Of equal concern for the Christian Workers Union is a pending move by A.S.R./B.S.I. to transfer its sugar operations from Belize City to the Port of Big Creek. This would mean that the company will instead truck shipments of sugar from Tower Hill to Independence overland as a cost-cutting measure. It also spells the termination of roughly forty stevedores who have been working at the waterfront offloading sugar barges for decades. But is it legal for A.S.R./B.S.I. to simply relocate its Belize City operations in the face of an agreement that was signed between Toledo Enterprises Limited and the Government of Belize back in February 2006? C.W.U. President, Evan ‘Mose’ Hyde also raised that issue during this morning’s press conference.

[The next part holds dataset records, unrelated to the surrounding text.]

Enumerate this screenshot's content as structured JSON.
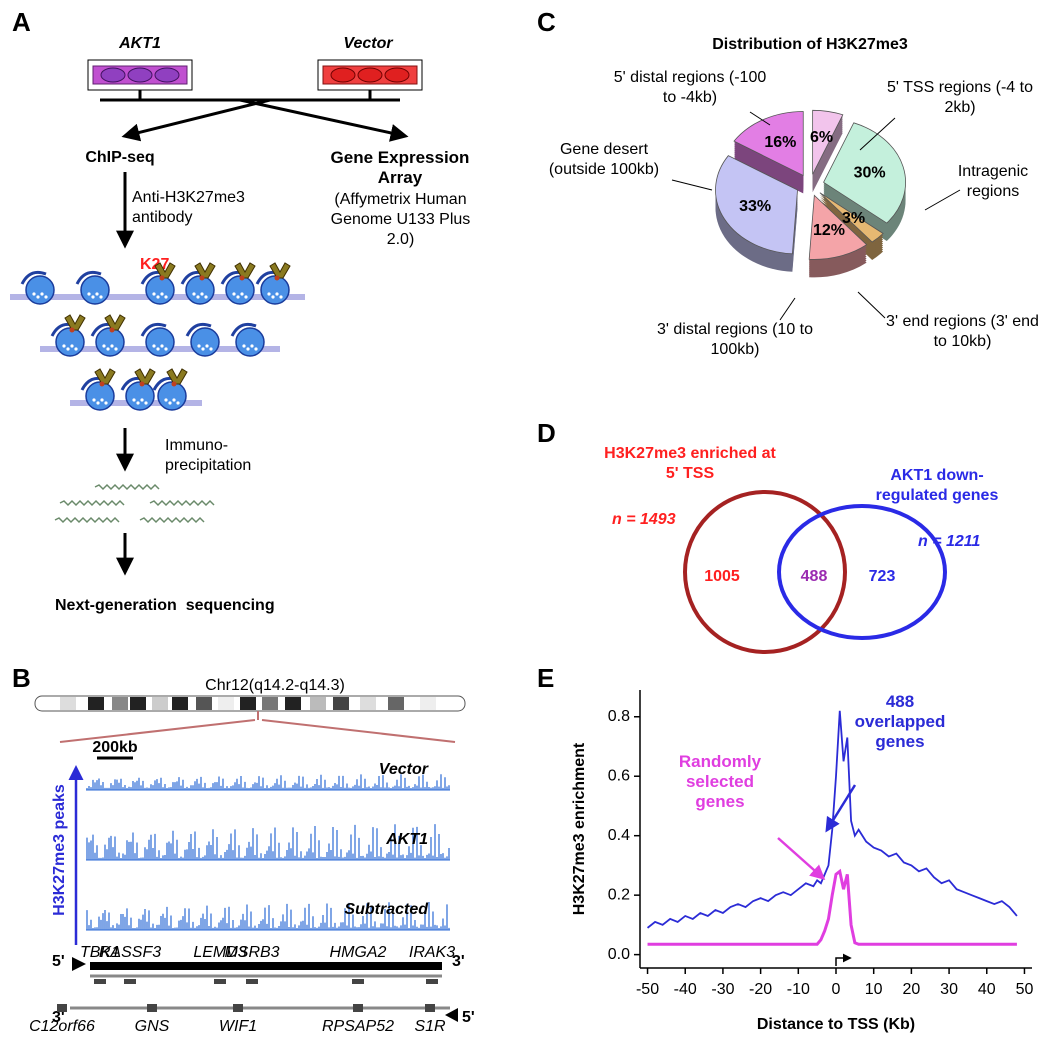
{
  "panel_a": {
    "label": "A",
    "left_cells": "AKT1",
    "right_cells": "Vector",
    "chip_seq": "ChIP-seq",
    "expression_title": "Gene Expression Array",
    "expression_detail": "(Affymetrix Human Genome U133 Plus 2.0)",
    "antibody": "Anti-H3K27me3 antibody",
    "mark": "K27",
    "ip": "Immuno-precipitation",
    "sequencing": "Next-generation  sequencing"
  },
  "panel_b": {
    "label": "B",
    "region": "Chr12(q14.2-q14.3)",
    "scale_bar": "200kb",
    "y_label": "H3K27me3 peaks",
    "tracks": [
      "Vector",
      "AKT1",
      "Subtracted"
    ],
    "forward_genes": [
      "TBK1",
      "RASSF3",
      "LEMD3",
      "MSRB3",
      "HMGA2",
      "IRAK3"
    ],
    "reverse_genes": [
      "C12orf66",
      "GNS",
      "WIF1",
      "RPSAP52",
      "S1R"
    ],
    "strand_5": "5'",
    "strand_3": "3'"
  },
  "panel_c": {
    "label": "C"
  },
  "panel_d": {
    "label": "D",
    "left_set": "H3K27me3 enriched at 5' TSS",
    "left_n": "n = 1493",
    "right_set": "AKT1 down-regulated genes",
    "right_n": "n = 1211",
    "left_only": "1005",
    "overlap": "488",
    "right_only": "723"
  },
  "panel_e": {
    "label": "E"
  },
  "chart_data": [
    {
      "type": "pie",
      "title": "Distribution of H3K27me3",
      "categories": [
        "5' TSS regions (-4 to 2kb)",
        "Intragenic regions",
        "3' end regions (3' end to 10kb)",
        "3' distal regions (10 to 100kb)",
        "Gene desert (outside 100kb)",
        "5' distal regions (-100 to -4kb)"
      ],
      "values": [
        6,
        30,
        3,
        12,
        33,
        16
      ],
      "value_labels": [
        "6%",
        "30%",
        "3%",
        "12%",
        "33%",
        "16%"
      ],
      "colors": [
        "#f2c4ec",
        "#c4f0dc",
        "#e6b872",
        "#f4a4a8",
        "#c4c4f4",
        "#e27ee4"
      ]
    },
    {
      "type": "line",
      "xlabel": "Distance to TSS (Kb)",
      "ylabel": "H3K27me3 enrichment",
      "x": [
        -50,
        -48,
        -46,
        -44,
        -42,
        -40,
        -38,
        -36,
        -34,
        -32,
        -30,
        -28,
        -26,
        -24,
        -22,
        -20,
        -18,
        -16,
        -14,
        -12,
        -10,
        -8,
        -6,
        -5,
        -4,
        -3,
        -2,
        -1,
        0,
        1,
        2,
        3,
        4,
        5,
        6,
        8,
        10,
        12,
        14,
        16,
        18,
        20,
        22,
        24,
        26,
        28,
        30,
        32,
        34,
        36,
        38,
        40,
        42,
        44,
        46,
        48
      ],
      "series": [
        {
          "name": "488 overlapped genes",
          "color": "#2b2bd6",
          "values": [
            0.09,
            0.11,
            0.1,
            0.12,
            0.11,
            0.13,
            0.12,
            0.14,
            0.13,
            0.15,
            0.14,
            0.16,
            0.17,
            0.16,
            0.18,
            0.19,
            0.18,
            0.2,
            0.21,
            0.2,
            0.22,
            0.24,
            0.23,
            0.25,
            0.24,
            0.27,
            0.3,
            0.42,
            0.6,
            0.82,
            0.65,
            0.73,
            0.45,
            0.4,
            0.42,
            0.38,
            0.36,
            0.35,
            0.33,
            0.34,
            0.31,
            0.3,
            0.28,
            0.29,
            0.26,
            0.24,
            0.25,
            0.22,
            0.21,
            0.2,
            0.19,
            0.18,
            0.17,
            0.18,
            0.16,
            0.13
          ]
        },
        {
          "name": "Randomly selected genes",
          "color": "#e03ee0",
          "values": [
            0.035,
            0.035,
            0.035,
            0.035,
            0.035,
            0.035,
            0.035,
            0.035,
            0.035,
            0.035,
            0.035,
            0.035,
            0.035,
            0.035,
            0.035,
            0.035,
            0.035,
            0.035,
            0.035,
            0.035,
            0.035,
            0.035,
            0.035,
            0.035,
            0.05,
            0.08,
            0.12,
            0.2,
            0.27,
            0.28,
            0.22,
            0.27,
            0.1,
            0.04,
            0.035,
            0.035,
            0.035,
            0.035,
            0.035,
            0.035,
            0.035,
            0.035,
            0.035,
            0.035,
            0.035,
            0.035,
            0.035,
            0.035,
            0.035,
            0.035,
            0.035,
            0.035,
            0.035,
            0.035,
            0.035,
            0.035
          ]
        }
      ],
      "xlim": [
        -52,
        52
      ],
      "ylim": [
        -0.045,
        0.89
      ],
      "xticks": [
        -50,
        -40,
        -30,
        -20,
        -10,
        0,
        10,
        20,
        30,
        40,
        50
      ],
      "yticks": [
        {
          "value": 0,
          "label": "0.0"
        },
        0.2,
        0.4,
        0.6,
        0.8
      ]
    }
  ]
}
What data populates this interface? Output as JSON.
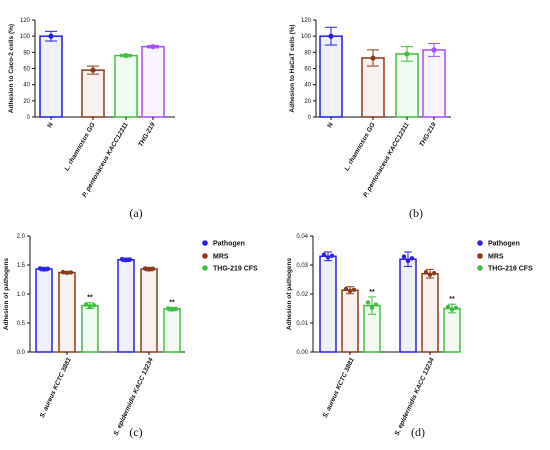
{
  "chart_data": [
    {
      "type": "bar",
      "panel_label": "(a)",
      "ylabel": "Adhesion to Caco-2 cells (%)",
      "ylim": [
        0,
        120
      ],
      "yticks": [
        "0",
        "20",
        "40",
        "60",
        "80",
        "100",
        "120"
      ],
      "categories": [
        "N",
        "L. rhamnosus GG",
        "P. pentosaceus KACC12311",
        "THG-219"
      ],
      "values": [
        100,
        58,
        76,
        87
      ],
      "errors": [
        6,
        5,
        1.5,
        1.5
      ],
      "colors": [
        "#1f1fe6",
        "#8b3a1a",
        "#3fbf3f",
        "#a64dff"
      ]
    },
    {
      "type": "bar",
      "panel_label": "(b)",
      "ylabel": "Adhesion to HaCaT cells (%)",
      "ylim": [
        0,
        120
      ],
      "yticks": [
        "0",
        "20",
        "40",
        "60",
        "80",
        "100",
        "120"
      ],
      "categories": [
        "N",
        "L. rhamnosus GG",
        "P. pentosaceus KACC12311",
        "THG-219"
      ],
      "values": [
        100,
        73,
        78,
        83
      ],
      "errors": [
        11,
        10,
        9,
        8
      ],
      "colors": [
        "#1f1fe6",
        "#8b3a1a",
        "#3fbf3f",
        "#a64dff"
      ]
    },
    {
      "type": "bar",
      "panel_label": "(c)",
      "ylabel": "Adhesion  of  pathogens",
      "ylim": [
        0,
        2.0
      ],
      "yticks": [
        "0.0",
        "0.5",
        "1.0",
        "1.5",
        "2.0"
      ],
      "categories": [
        "S. aureus KCTC 3881",
        "S. epidermidis KACC 13234"
      ],
      "series": [
        {
          "name": "Pathogen",
          "color": "#2a1fe6",
          "values": [
            1.43,
            1.59
          ],
          "errors": [
            0.03,
            0.03
          ]
        },
        {
          "name": "MRS",
          "color": "#8b3a1a",
          "values": [
            1.37,
            1.43
          ],
          "errors": [
            0.02,
            0.03
          ]
        },
        {
          "name": "THG-219 CFS",
          "color": "#3fbf3f",
          "values": [
            0.8,
            0.74
          ],
          "errors": [
            0.05,
            0.03
          ]
        }
      ],
      "annotations": [
        "",
        "",
        "**"
      ]
    },
    {
      "type": "bar",
      "panel_label": "(d)",
      "ylabel": "Adhesion of pathogens",
      "ylim": [
        0,
        0.04
      ],
      "yticks": [
        "0.00",
        "0.01",
        "0.02",
        "0.03",
        "0.04"
      ],
      "categories": [
        "S. aureus KCTC 3881",
        "S. epidermidis KACC 13234"
      ],
      "series": [
        {
          "name": "Pathogen",
          "color": "#2a1fe6",
          "values": [
            0.033,
            0.032
          ],
          "errors": [
            0.0015,
            0.0025
          ]
        },
        {
          "name": "MRS",
          "color": "#8b3a1a",
          "values": [
            0.0213,
            0.027
          ],
          "errors": [
            0.0012,
            0.0015
          ]
        },
        {
          "name": "THG-219 CFS",
          "color": "#3fbf3f",
          "values": [
            0.016,
            0.015
          ],
          "errors": [
            0.003,
            0.0015
          ]
        }
      ],
      "annotations": [
        "",
        "",
        "**"
      ]
    }
  ]
}
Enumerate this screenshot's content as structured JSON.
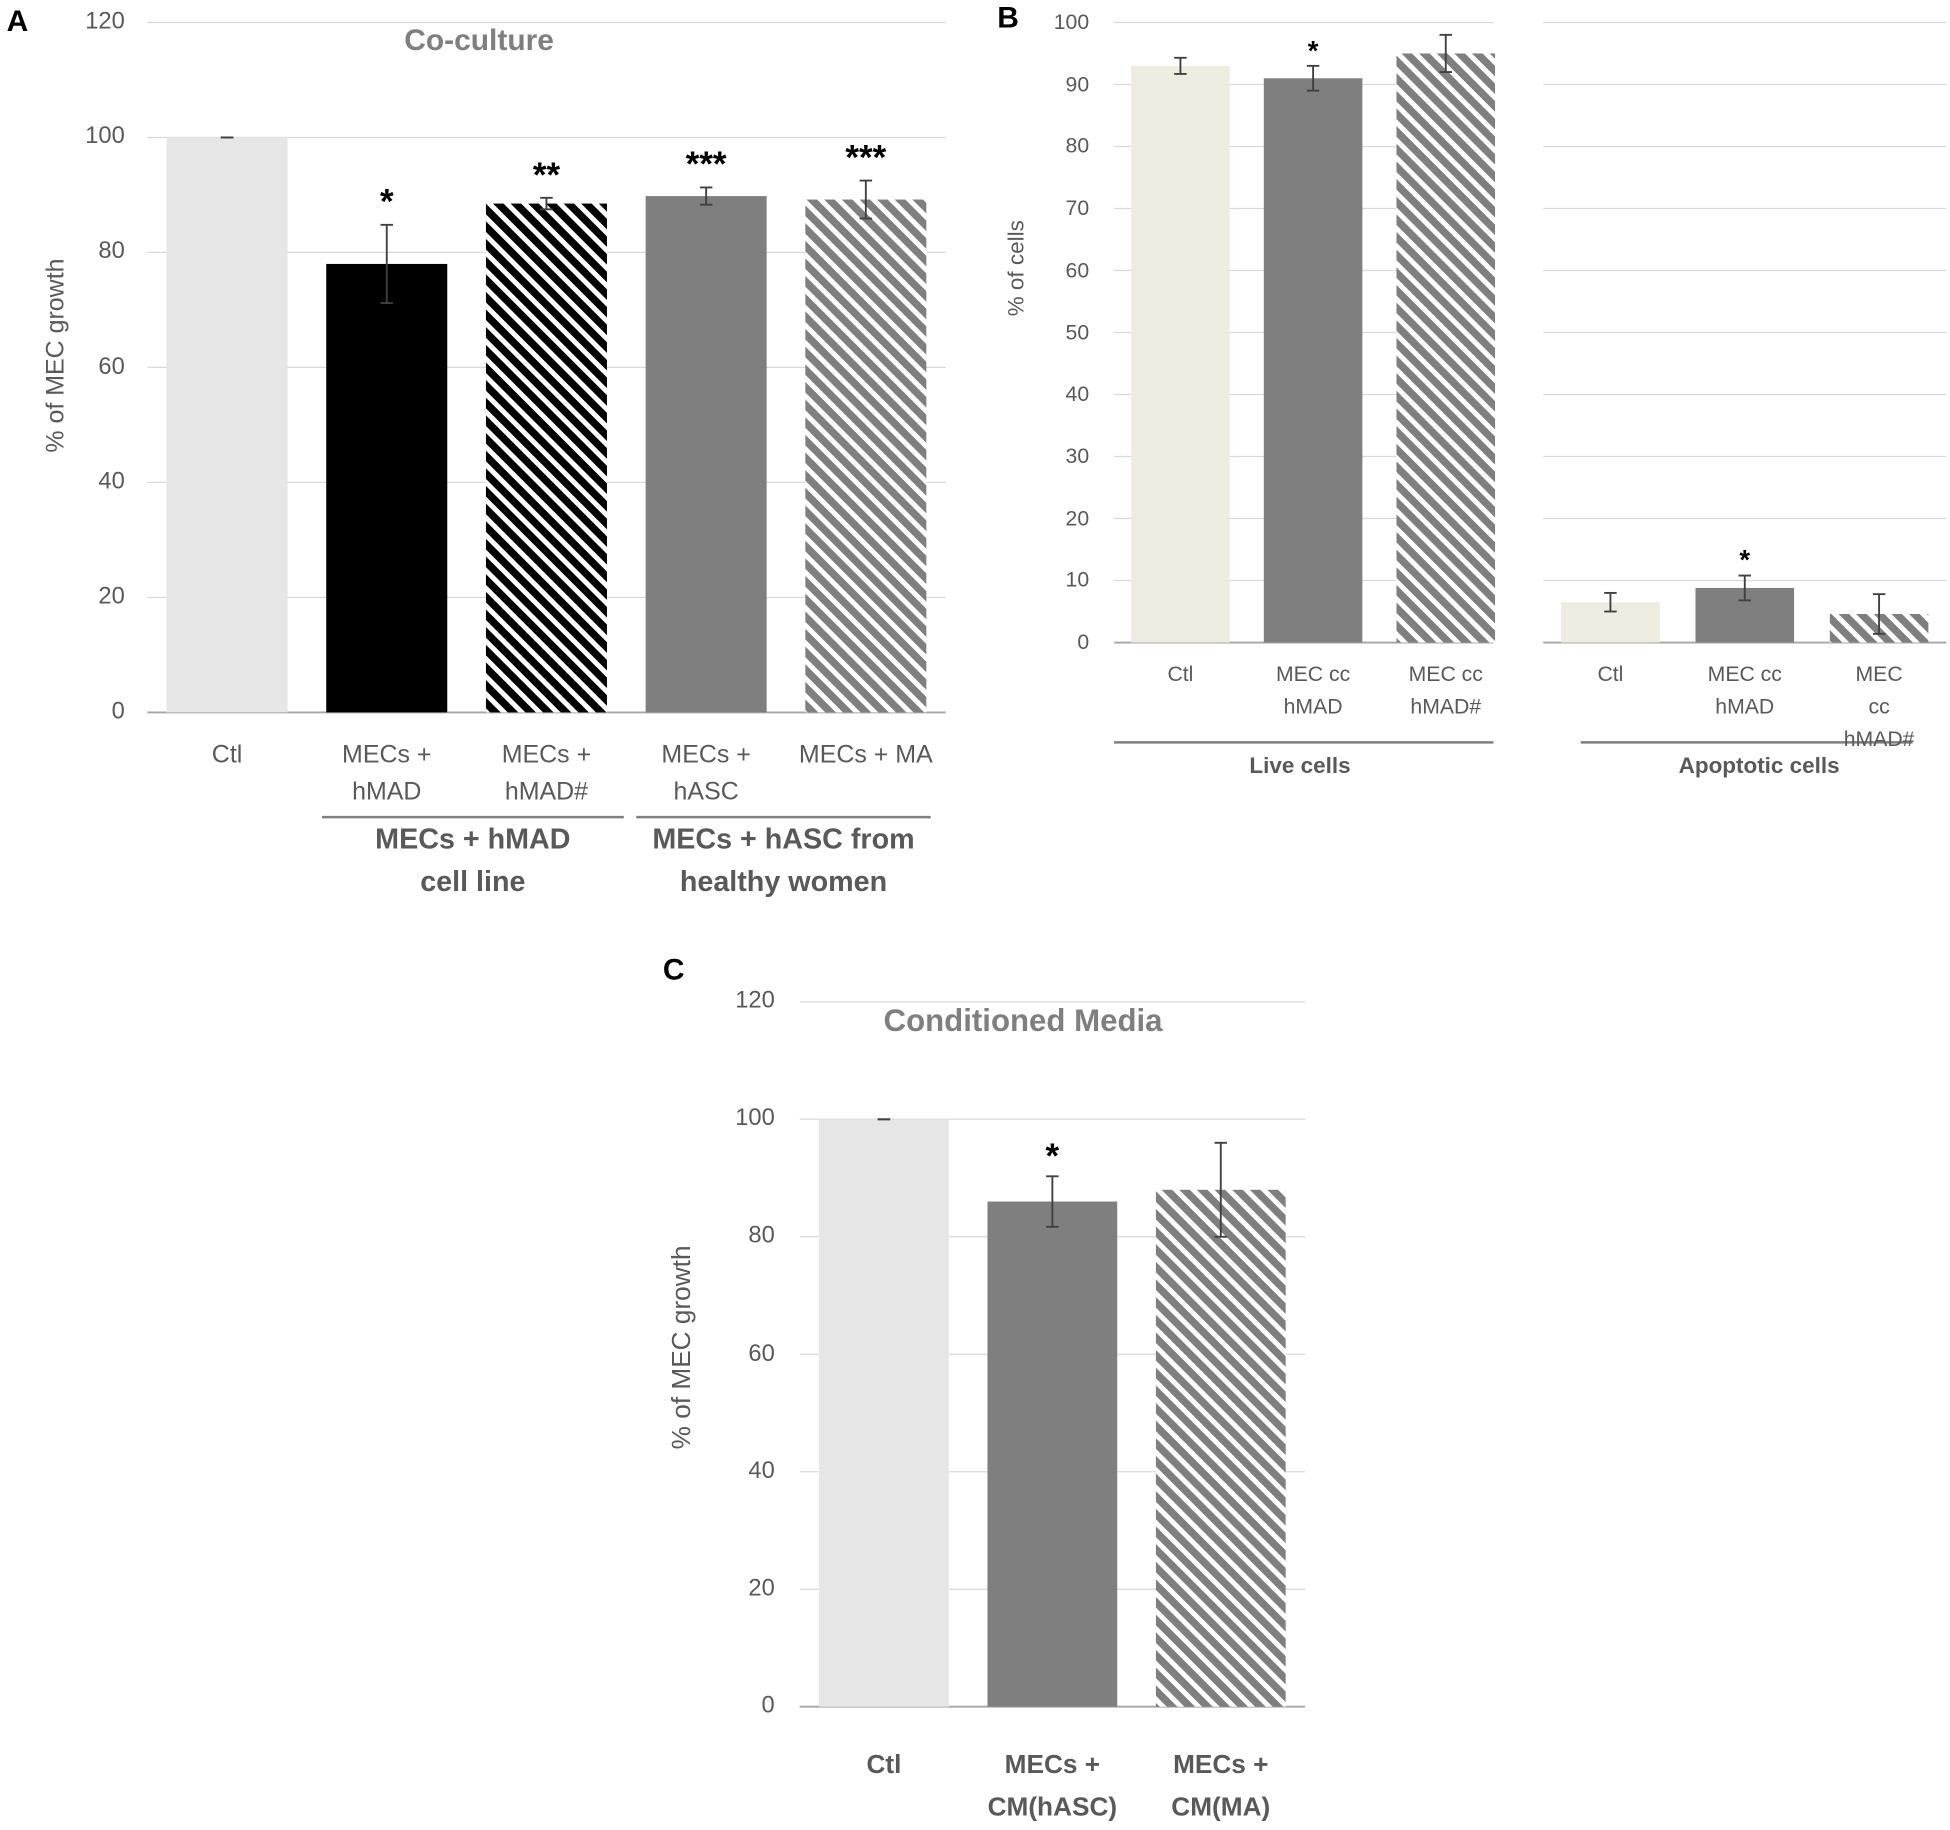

Evan ‘Mose’ Hyde, President, C.W.U.
“Most of you, I believe, are aware that A.S.R. is presently building a storage facility a Big Creek where they intend to relocate their shipping point from Port of Belize to the Big Creek facility. This was confirmed to us for the first time two months ago by the new C.E.O. at P.B.L., Mr. Andy Lane. Even before that, we had been expressing to negotiators from P.B.L. that our members want to sit down and discuss the sugar situation. We have been told incessantly that this is not a matter that they are going to engage in at this point in time. We have gone as far as to write to the prime minister of our country, the honorable John Briceño. We wrote to the prime minister on the twenty-eighth of May and in that letter we described to the prime minister the serious impasse that was developing on the matter of sugar relocation and compensation to our members. We also took the time to describe to the prime minister the situation with our staff and the fact that they were being denied a right to engage on their matters separately. And we also shared with the prime minister a copy of an agreement that we have that was signed in 2006 between the Government of Belize and the ownership group of Big Creek and that agreement was signed to try to quell what was an apparent dispute between P.B.L. and Big Creek and that agreement set out what Big Creek was allowed to ship and what it was not allowed to ship. What we sought from the prime minister was a clarification, an update to have us know well, what does this agreement mean. We have sought legal advice and the legal advice says this agreement is clear that A.S.R. should not be able to move to Big Creek. So if there has been a new agreement, if there has been a dissolution of this agreement, if there’s a new agreement in the works. On behalf of our members, we wanted to know, and for the life of us, we could not understand why the company, P.B.L., would not be advocating with the understanding that this document and this agreement exist. We sought clarification, we were not responded to and we have yet to be responded to.”